China probes personal disputes after mass killings. Many fear further infringement on freedoms

BANGKOK (AP) — The order came from the top.

China’s leader Xi Jinping wants the recent spree of mass killings that shocked the country not to happen again. He ordered local governments to prevent future “extreme cases.”

The attacks, where drivers mow down people on foot or knife-wielding assailants stab multiple victims, are not new in China. But the latest surge drew attention.

Local officials were quick to vow to examine all sorts of personal disputes that could trigger aggression, from marital troubles to disagreements over inheritance.

However, the increasing reach into people’s private lives raises concerns at a time when the Chinese state has already tightened its grip over all social and political aspects in the East Asian nation.

‘Revenge on Society Crimes’

This is how people in China label these attacks.

In November alone, three took place: A man struck people at an elementary school in Hunan province, wounding 30, after suffering investment losses. A student who failed his examination stabbed and killed eight at a vocational school in the city of Yixing. The most victims, 35 people, resulted from a man mowing down a crowd in the southern city of Zhuhai, supposedly upset over his divorce.

While pinpointing the exact motive of such attacks can be difficult, there is an overwhelming feeling of being pressured within Chinese society, experts say.

“On the surface, it seems like there are individual factors, but we see there’s a common link,” Wu Qiang, a former political science professor, said. “This link is, in my personal opinion, every person has a feeling of injustice.
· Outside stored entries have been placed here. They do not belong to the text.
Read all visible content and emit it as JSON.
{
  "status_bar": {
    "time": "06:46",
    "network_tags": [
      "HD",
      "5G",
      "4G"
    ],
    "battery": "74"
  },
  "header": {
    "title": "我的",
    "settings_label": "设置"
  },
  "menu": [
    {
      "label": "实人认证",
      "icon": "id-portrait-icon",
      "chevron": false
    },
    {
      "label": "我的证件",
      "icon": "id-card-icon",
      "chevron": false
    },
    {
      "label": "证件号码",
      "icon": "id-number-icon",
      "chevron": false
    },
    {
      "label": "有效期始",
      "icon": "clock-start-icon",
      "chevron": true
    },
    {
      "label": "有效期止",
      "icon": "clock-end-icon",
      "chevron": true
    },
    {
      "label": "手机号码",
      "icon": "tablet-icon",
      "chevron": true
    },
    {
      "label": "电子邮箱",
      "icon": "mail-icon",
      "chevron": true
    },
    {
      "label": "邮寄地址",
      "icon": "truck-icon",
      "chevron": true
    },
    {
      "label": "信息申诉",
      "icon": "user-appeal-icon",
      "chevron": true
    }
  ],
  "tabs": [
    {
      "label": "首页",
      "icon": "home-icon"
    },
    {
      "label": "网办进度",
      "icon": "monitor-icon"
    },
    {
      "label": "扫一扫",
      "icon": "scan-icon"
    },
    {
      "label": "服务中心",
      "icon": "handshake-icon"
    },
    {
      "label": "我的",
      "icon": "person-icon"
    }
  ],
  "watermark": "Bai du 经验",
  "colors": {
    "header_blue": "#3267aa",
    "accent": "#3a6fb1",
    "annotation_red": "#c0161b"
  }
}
They feel deeply that this society is very unfair and they can’t bear it anymore.”

Since 2015, Chinese police have targeted human rights lawyers and non-profit advocacy groups, jailing many, while keeping tight surveillance on others, effectively destroying the civil society that had been active from the early 2000s to 2010s.

Wu was fired from Tsinghua University after conducting fieldwork during the 2014 Occupy protests in Hong Kong. He says police officers have been regularly stationed outside his home in Beijing since last year.

Keeping a tight lid on the killings

A decade ago, media outlets could report an incident as it developed and even share a suspect’s name. Nowadays, it’s rarely possible.

During the 24 hours before the death toll was released in the Zhuhai slaying, state censors were quick to remove any videos of the incident and eyewitness accounts shared online. In the case of the Hunan elementary school attack, authorities shared the number of the wounded only after the court sentencing, nearly a month later.

A tally of violent attacks can be documented in other countries; notably, the U.S. had 38 mass killings so far this year, according to an Associated Press database. But in China, a lack of public data makes it hard to decipher mass killing trends.

“From 2000 to 2010, there was a lot of discussions, including how do we help these people by making structural changes to reduce these risks, but now there’s not,” said Rose Luqiu, a well-known former journalist with state-owned Phoenix Television and an associate professor at Hong Kong Baptist University.

Luqiu believes the government may be enforcing censorship thinking it will prevent copycats from imitating such crimes.

“Things will only become more and more strict,” she predicted. For the Chinese state, “the only method to deal with it is to strengthen control.”

Officials vow to ferret out hidden risks

After the Zhuhai attack, Xi called on all local governments “to strengthen prevention and control of risks at the source, strictly prevent extreme cases from occurring, and to resolve conflicts and disputes in a timely manner,” according to the official Xinhua news agency.

The AP found at least a dozen local government notices, from small towns to big cities, announcing actions in response.

In eastern Anhui province, a ruling Communist Party leader inspected a middle school, a local police station, and even the warehouse of a chemical factory where he urged the workers to “ferret out any hidden risks.” He said they must “thoroughly and meticulously investigate and resolve conflicts and disputes,” including in families, marriages and neighborhoods.

Police and prosecutors issued similar statements.

The Ministry of Justice promised to curtail conflicts by looking into squabbles over inheritance, housing, land and unpaid wages.

However, many expressed worry over how such disputes will be detected.

“I think we’re at the beginning of a vicious cycle,” said Lynette Ong, a professor at the University of Toronto and author of “Outsourcing Repression: Everyday State Power in Contemporary China.” “If you nip the conflict in its bud, you’d imagine the system then would impose a lot of pressure … on schools, enterprises and factories.”

The new announcements reminded Ong of China’s strict policies during the COVID-19 pandemic. Neighborhood committees, the lowest rung of government, set up fences and barriers in front of buildings to control entry and exit and broke into homes in extreme cases to disinfect the apartments of people who had caught the virus.

Eventually, people protested en masse.

“If we see non-sensible measures being introduced, you’ll be met by resistance and anger and grievances from the people, and it’s going to feed into this vicious cycle where more extreme measures are going to be brought,” she said.